Il faut dire que la Gylfaginning balaye large : on y va en gros de la Genèse (la création du monde, issu de l’Abîme, à partir du démembrement du géant Ymir) à l’Apocalypse (le célèbre Crépuscule des dieux). Entre temps, à travers les questions plus ou moins naïves d’un roi des temps anciens à trois Ases, on découvre ce qu’il en est du monde, de certains de ses phénomènes les plus étonnants (le vent, par exemple), et, bien sûr, des dieux. Toute la Gylfaginning est organisée selon ce principe de question/réponse. Les premiers chapitres sont très courts, puis deviennent de plus en plus longs à mesure que l’on aborde les hauts faits des Ases et le Crépuscule des dieux. Les Ases interrogés, qui citent régulièrement les « poèmes eddiques » comme à titre de preuve, dévoilent ainsi de larges pans de la mythologie nordique, en taquinant régulièrement le roi sur son ignorance. Le texte, ainsi, ne manque étrangement pas d’humour… mais il se révèle aussi très grave, et d’une rare puissance poétique, ce qui est moins surprenant dans ce cadre. La création du monde est très complexe et très dense, et je ne me sens pas d’en donner un résumé ici. Suivent, donc, des développements sur les Ases : le sagace et puissant Odin, cette brute épaisse et stupide de Thor, le rusé et facétieux Loki (mon préféré…), Tyr, Baldr, etc. Quelques épisodes fameux sont détaillés, comme par exemple les concours idiots auxquels se livrent Thor quand il ne va pas fritter du géant ou du troll, la mort de Baldr, ou encore le supplice de Loki qui en découle (ce qui m’a ramené immédiatement à Sandman, vol. 2…). Le Crépuscule des dieux, enfin, est longuement décrit : tout est prévu dans les moindres détails, le sort de tous les Ases est fixé, de même que certains événements majeurs, comme l’engloutissement du soleil par le loup Fenrir…

 

Les Skaldskaparmal reprennent un dispositif assez proche, avec ces contes dont on fait le récit au banquet des Ases. Mais les dieux ne sont pas cette fois les seuls évoqués, et les hommes y occupent une place importante.
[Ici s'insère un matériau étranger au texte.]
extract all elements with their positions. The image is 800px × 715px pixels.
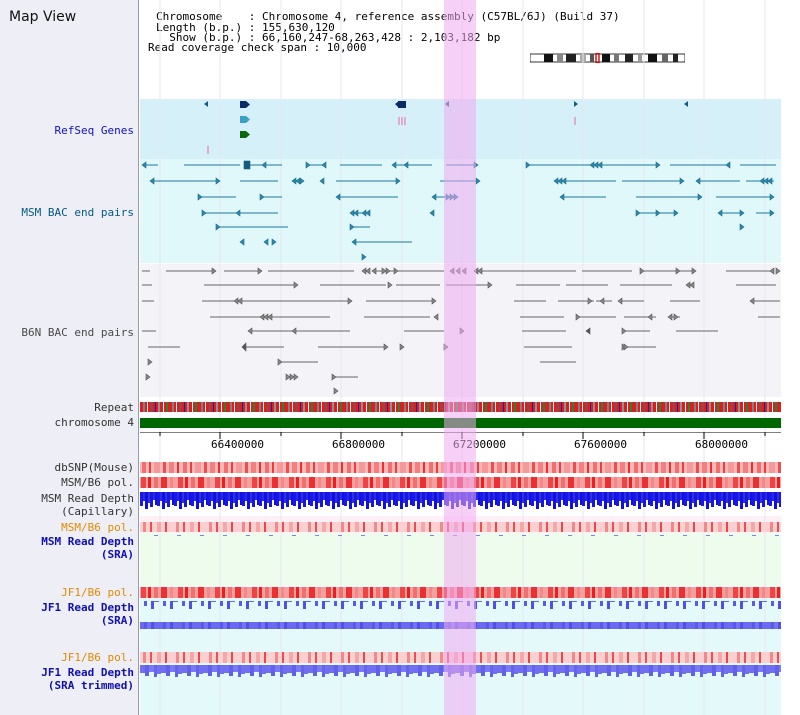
ruler-tick-label: 66800000 bbox=[332, 438, 385, 451]
track-label-jf1-depth-sub: (SRA) bbox=[100, 614, 134, 627]
track-label-b6n-bac[interactable]: B6N BAC end pairs bbox=[21, 326, 134, 339]
track-label-jf1-b6-pol[interactable]: JF1/B6 pol. bbox=[61, 586, 134, 599]
track-label-msm-depth-capillary-sub: (Capillary) bbox=[61, 505, 134, 518]
track-label-jf1-depth-trimmed[interactable]: JF1 Read Depth bbox=[41, 666, 134, 679]
page-title: Map View bbox=[9, 9, 77, 25]
track-label-chromosome[interactable]: chromosome 4 bbox=[54, 416, 134, 429]
chromosome-ideogram[interactable] bbox=[530, 53, 685, 63]
track-label-msm-bac[interactable]: MSM BAC end pairs bbox=[21, 206, 134, 219]
ruler-tick-label: 68000000 bbox=[695, 438, 748, 451]
msm-bac-end-pairs[interactable] bbox=[140, 159, 781, 263]
b6n-bac-end-pairs[interactable] bbox=[140, 264, 781, 397]
msm-sra-depth bbox=[140, 535, 781, 549]
ruler-tick-label: 67600000 bbox=[574, 438, 627, 451]
dbsnp-strip bbox=[140, 462, 781, 473]
track-label-msm-depth-sra[interactable]: MSM Read Depth bbox=[41, 535, 134, 548]
track-label-msm-depth-sra-sub: (SRA) bbox=[100, 548, 134, 561]
track-label-panel bbox=[0, 0, 139, 715]
track-label-msm-b6-pol[interactable]: MSM/B6 pol. bbox=[61, 476, 134, 489]
coverage-span-info: Read coverage check span : 10,000 bbox=[148, 41, 367, 54]
repeat-track-bar[interactable] bbox=[140, 402, 781, 412]
track-label-jf1-depth[interactable]: JF1 Read Depth bbox=[41, 601, 134, 614]
jf1-b6-pol-trim-strip bbox=[140, 652, 781, 663]
jf1-sra-depth bbox=[140, 601, 781, 629]
msm-b6-pol-strip bbox=[140, 477, 781, 488]
track-label-msm-b6-pol-sra[interactable]: MSM/B6 pol. bbox=[61, 521, 134, 534]
track-label-jf1-depth-trimmed-sub: (SRA trimmed) bbox=[47, 679, 134, 692]
track-label-jf1-b6-pol-trimmed[interactable]: JF1/B6 pol. bbox=[61, 651, 134, 664]
track-label-msm-depth-capillary[interactable]: MSM Read Depth bbox=[41, 492, 134, 505]
ruler-tick-label: 67200000 bbox=[453, 438, 506, 451]
jf1-trimmed-depth bbox=[140, 665, 781, 680]
polymorphism-and-depth-tracks[interactable] bbox=[140, 462, 781, 702]
msm-b6-pol-sra-strip bbox=[140, 522, 781, 532]
length-info: Length (b.p.) : 155,630,120 bbox=[156, 21, 335, 34]
refseq-gene-features[interactable] bbox=[140, 99, 781, 159]
ideogram-position-marker bbox=[595, 53, 600, 63]
msm-capillary-depth bbox=[140, 491, 781, 511]
ruler-tick-label: 66400000 bbox=[211, 438, 264, 451]
track-label-dbsnp[interactable]: dbSNP(Mouse) bbox=[54, 461, 134, 474]
track-label-repeat[interactable]: Repeat bbox=[94, 401, 134, 414]
chromosome-bar[interactable] bbox=[140, 418, 781, 428]
jf1-b6-pol-strip bbox=[140, 587, 781, 598]
track-label-refseq[interactable]: RefSeq Genes bbox=[54, 124, 134, 137]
On y trouve ainsi des développements extrêmement denses (trop pour que je puisse véritablement les suivre…) sur l’histoire de Sigurd et de sa famille (la saga des Volsung, si je ne m’abuse, dont on connaît peut-être surtout la version germanique), ou encore sur Hrolf Kraki (voyez par exemple ici)…

 

Tout cela est passionnant et très beau, même si souvent violent, voire brutal : pas de hippie à la con pour tendre l’autre joue, ici, ça tatane sévère… L’Edda est un récit guerrier, qui suscite des images fortes, empruntes de neige et de vent glacial ; on ne peut s’empêcher, à la lecture des récits de Snorri, de visualiser ces Vikings et leurs dieux, engagés dans des faits d’armes aussi héroïques qu’absurdes… dont une très belle illustration, à mon sens, est fournie par le dernier paragraphe ici traduit (dans les Skaldskaparmal, donc) :

 

« Ils engagèrent alors la bataille qui est appelée « combat des Hiadningar » et ils s'affrontèrent pendant toute la journée. Le soir, les rois regagnèrent leurs bateaux, mais, au cours de la nuit, Hild alla sur le champ de bataille et ressuscita à l'aide de la magie tous ceux qui étaient morts. Le lendemain, les rois revinrent sur le champ de bataille et recommencèrent à se battre, de même que tous ceux qui étaient tombés la veille. Et, jour après jour, cette bataille se déroula de telle sorte que tous les hommes qui tombaient et que toutes les armes, y compris les boucliers, qui gisaient sur le champ de bataille, devenaient de pierre. Mais, au lever du jour, tous les morts se relevaient et recommençaient à se battre, et toutes les armes étaient à nouveau utilisables. Il est dit dans plusieurs poèmes que les Hiadningar continueront à se battre de la sorte jusqu'au Crépuscule des dieux. »

 

Le Crépuscule des dieux, ce terme du monde (mais a priori pas des hommes ?), qui vient ordonner tout ce qui précède, le justifier tout en le rendant un peu vain…

 

Une très belle lecture, donc, tout à fait fascinante : j’avais Thor (aha) de m’en méfier, c’est là une œuvre forte et indispensable. Et je compte bien poursuivre dans ces découvertes mythologiques septentrionales.